My understanding is that Feldera does indeed support ORDER BY, which I imagine it does incrementally, thus my question.

The statement in the paper that ordering is not efficiently incrementalisable seems to makes sense to me. It is clear that even though Z-sets are not naively able to represent diffs of ordered relations (since Z-sets are unordered), ordering can be modelled as an aggregate that first builds up the first row, then the second row, and so on. Even as formulated this way however, I fail to see how the entire "incrementalised" computation would still be practically incremental, in the sense that the size of the output diff (Z-set) is small as long as the diff of the input is small.

For example, consider the query `select x from y order by x asc`, and the following values respectively occur in the stream of x: 5, 4, 3, 2, 1. Now, consider the incremental diff for the last value of 1. If presumably one models order by a list aggregation, then the Z-set for the entire computation seems to be

    - [ 2, 3, 4, 5 ]
    + [ 1, 2, 3, 4, 5 ]
which grows with the size of the output set rather than the size of the input diff. If presumably one models order by e.g. adding an order column, the diff would be

    - 2 (index: 0)
    - 3 (index: 1)
    - 4 (index: 2)
    - 5 (index: 3)
    + 1 (index: 0)
    + 2 (index: 1)
    + 3 (index: 2)
    + 4 (index: 3)
    + 5 (index: 4)
which once again varies with the size of the output set.
Your explanation of why ORDER BY is not efficiently incrementalizable is spot on. At the moment Feldera ignores the outermost ORDER BY clause, unless it is part of the ORDER BY ... LIMIT pattern, which is SQL's way to express the top-k query.

So, a better solution is still future work :)

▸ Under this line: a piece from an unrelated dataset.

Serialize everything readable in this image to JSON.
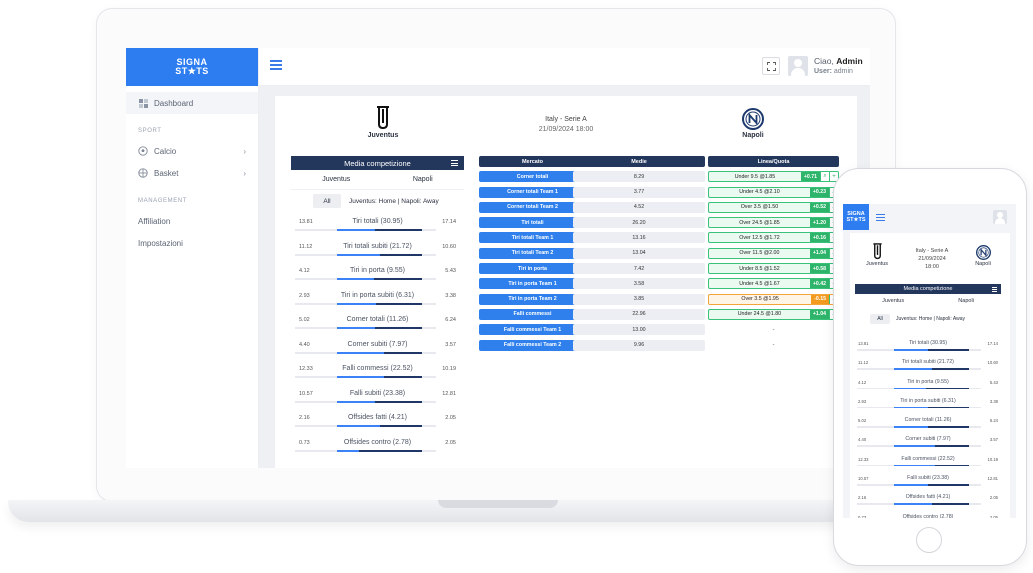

I was with you and thinking Postgres over and over until the second paragraph. Which isn’t to say anything bad about your product, it sounds very cool.

But i’d work in “just like Postgres”.

Good point. The goal is indeed to be a Postgres of incremental computing: any SQL query should "just work" out of the box with good performance and standard SQL semantics. You shouldn't need a team of experts to use the tool effectively.